El hombre fue creado originalmente a la imagen de Dios. Él pecó al desobedecer a Dios, por lo que fue separado de su Creador. Esa caída histórica puso a toda la humanidad bajo condenación divina.

La naturaleza del hombre esta corrompida y él es totalmente incapaz de agradar a Dios por sus propios medios. Cada hombre esta en la necesidad de ser regenerado y renovado por el Espíritu Santo.

La salvación del hombre es completamente una obra de la gratuita gracia de Dios y no es el trabajo, en su totalidad o en parte de las obras humanas piadosas, o de ninguna ceremonia religiosa. Dios imputa su justicia a aquellos que ponen su fe solamente en Jesucristo para alcanzar salvación y de ese modo lo justifica ante sus ojos.

Es el privilegio de todos aquellos que han nacido de nuevo por el Espíritu tener la seguridad de su salvación desde el mismo momento en el que confiaron el Cristo como su salvador. Esta seguridad no esta basada en ningún tipo de merito humano, pero es producida por el testimonio del Espíritu Santo el cual le confirma al creyente el testimonio de Dios en su palabra escrita.

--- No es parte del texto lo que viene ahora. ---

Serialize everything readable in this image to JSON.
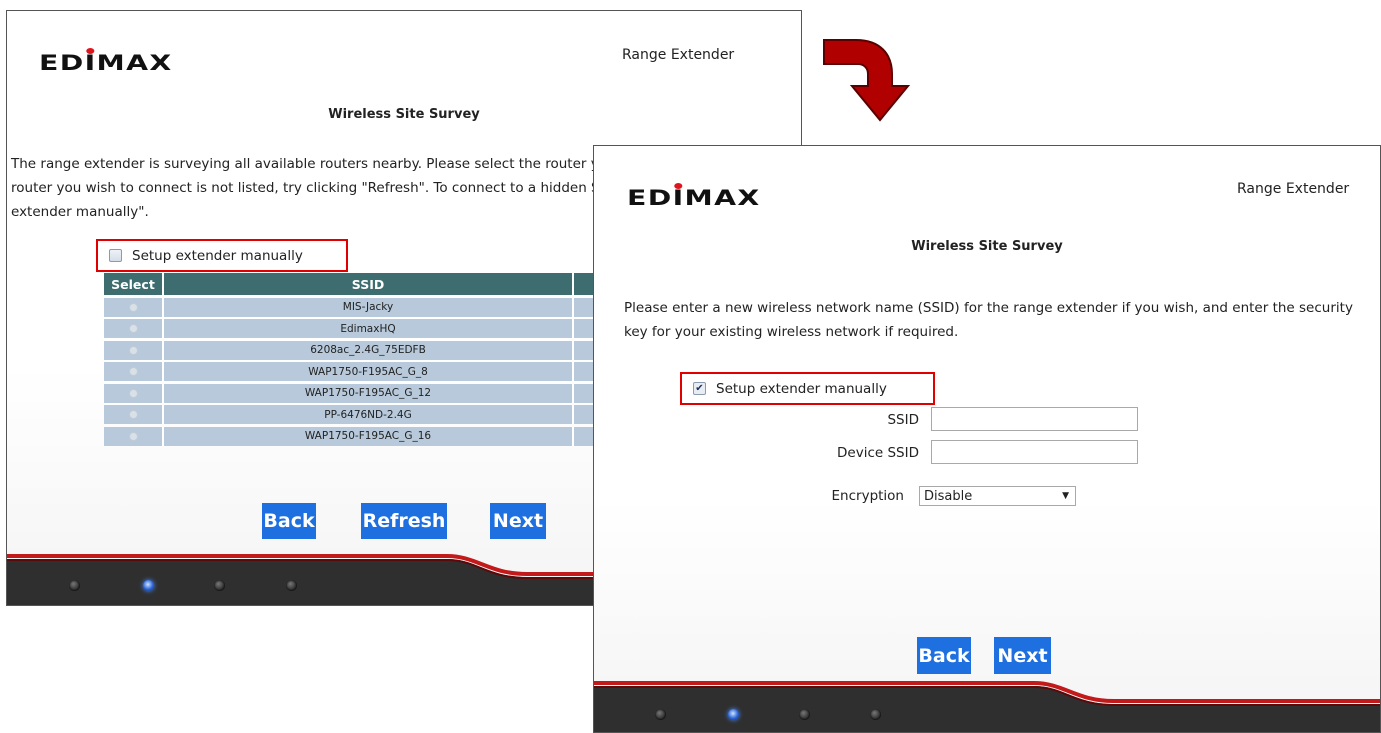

El Espíritu Santo ha venido al mundo para revelar y glorificar a Cristo, y aplicar la obra salvadora de Cristo a los hombres. Él convence y lleva los pecadores a Cristo, les imparte vida nueva, hace del creyente su habitación desde el momento de su nacimiento espiritual, y los sella hasta el día de la redención. Su plenitud, su poder y control son manifestados en la vida del creyente por la fe.

Cada creyente esta llamado a vivir en el poder del Espíritu que mora en nosotros, para que no satisfagamos los deseos de la carne, sino para que llevemos fruto para la gloria de Dios.

Jesucristo es la cabeza de la iglesia, su cuerpo esta compuesto por todos los seres humanos, vivos y muertos, que han sido unidos a Él por la fe alcanzando salvación.

Dios exhorta a su pueblo para congregarse regularmente para adorarlo, para ser edificado a través de la lectura y meditación de las sagradas escrituras, para alentarse y animarse mutuamente y para participar de sus ordenanzas.

En la muerte física los creyentes entran inmediatamente en una relación eterna y consciente con el Señor y están en la espera de la resurrección de su cuerpo para bendición y gloria eterna.

En la muerte física él incrédulo entra inmediatamente en la separación eterna y consciente del Señor y espera la resurrección de su cuerpo, para juicio y condenación eterna.

Jesucristo vendrá otra vez a la tierra corporalmente, visiblemente y personalmente, para consumar la historia y plan eterno de Dios.

El Señor Jesucristo ordenó a todos los creyentes a proclamar el evangelio por todo el mundo y hacer discípulos en todas las naciones. El cumplimiento de esa gran comisión requiere que todas las ambiciones mundanas y personales sean sometidas a un compromiso total con “A aquel que nos amó y se entrego a sí mismo por nosotros”.